No edit feature here?
Do you claim that engineers tend to be IDists and creationists? If so, can you back that up?
I could point out that even Darwinists have noticed: “…the Salem Hypothesis states that creationists with formal educations are more likely to be engineers than they are to be other kinds of scientists. This hypothesis is supported primarily by anecdotal evidence: a good number of creationists who post to talk.origins claim to be engineers, and creationist organizations seem to be disproportionately populated by engineers. Why engineers would be more prone to creationism than other scientists is a good question.”
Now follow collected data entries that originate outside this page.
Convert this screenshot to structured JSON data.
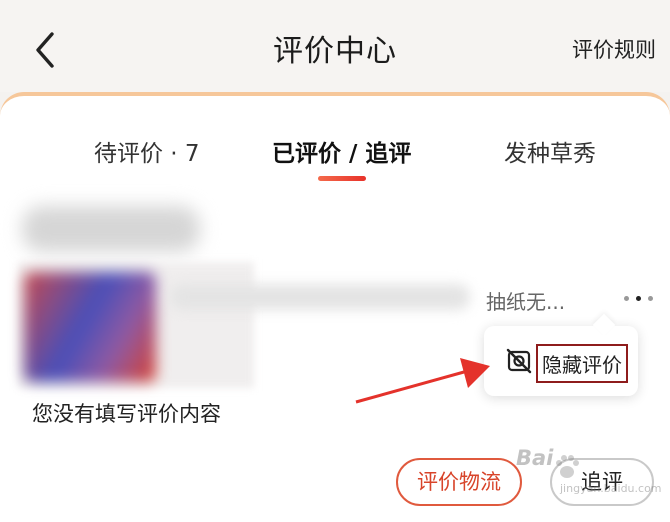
{
  "header": {
    "title": "评价中心",
    "rules_label": "评价规则",
    "back_icon": "chevron-left-icon"
  },
  "tabs": [
    {
      "label": "待评价 · 7",
      "active": false
    },
    {
      "label": "已评价 / 追评",
      "active": true
    },
    {
      "label": "发种草秀",
      "active": false
    }
  ],
  "review_item": {
    "product_name": "抽纸无...",
    "empty_text": "您没有填写评价内容",
    "more_icon": "more-dots-icon"
  },
  "popup_menu": {
    "hide_label": "隐藏评价",
    "hide_icon": "hide-eye-slash-icon"
  },
  "actions": {
    "logistics_label": "评价物流",
    "followup_label": "追评"
  },
  "watermark": {
    "text": "Bai",
    "sub": "jingyan.baidu.com"
  },
  "colors": {
    "accent": "#e8322a",
    "highlight_box": "#8e1c1c",
    "tab_border": "#f6c79a"
  }
}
But is it so hard to figure out why that would be so given that they work with design problems in the real world every day instead of engaging in natural theology of a sort based on prissy or feminized Christianity?
E.g.: “Why would God make a panda’s thumb like this? It is settled then, Nature selected it and designed all the millions of organisms that exist.”
Hmmm, ribczynski didn’t reply to comments based on pointing out the elementary distinction between imagining things and empirical evidence and the reason is obvious, what can generally be observed empirically is typically a form of irreducible complexity where if a part is taken away then a lack of function results. For sociological, psychological, political, theological or some other reason many scientists do not treat what is generally observed as the evidence that it is. They generally neglect empirical observation and instead focus on proposing “feasible evolutionary” routes in line with Darwinian reasoning: “If an organism could be found which I could not imagine coming about in a gradual sequence of events then my theory would absolutely break down.” For some reason those who are the first to blindly assert: “There is no evidence for ID.” also seem to be those most willing to cite their own imaginations as the equivalent of empirical evidence. If Darwinists can supposedly classify the arguments of ID as arguments from ignorance then it is time that someone classify their argument as the “argument from imaginary evidence.”
Irreducible complexity isn’t really an “argument” similar to Darwinian reasoning, it’s generally an empirical observation which can be observed in the form and function of organisms. The capacity of Darwinists to imagine things doesn’t change empirical facts or explain the history of all biological specification, form and species.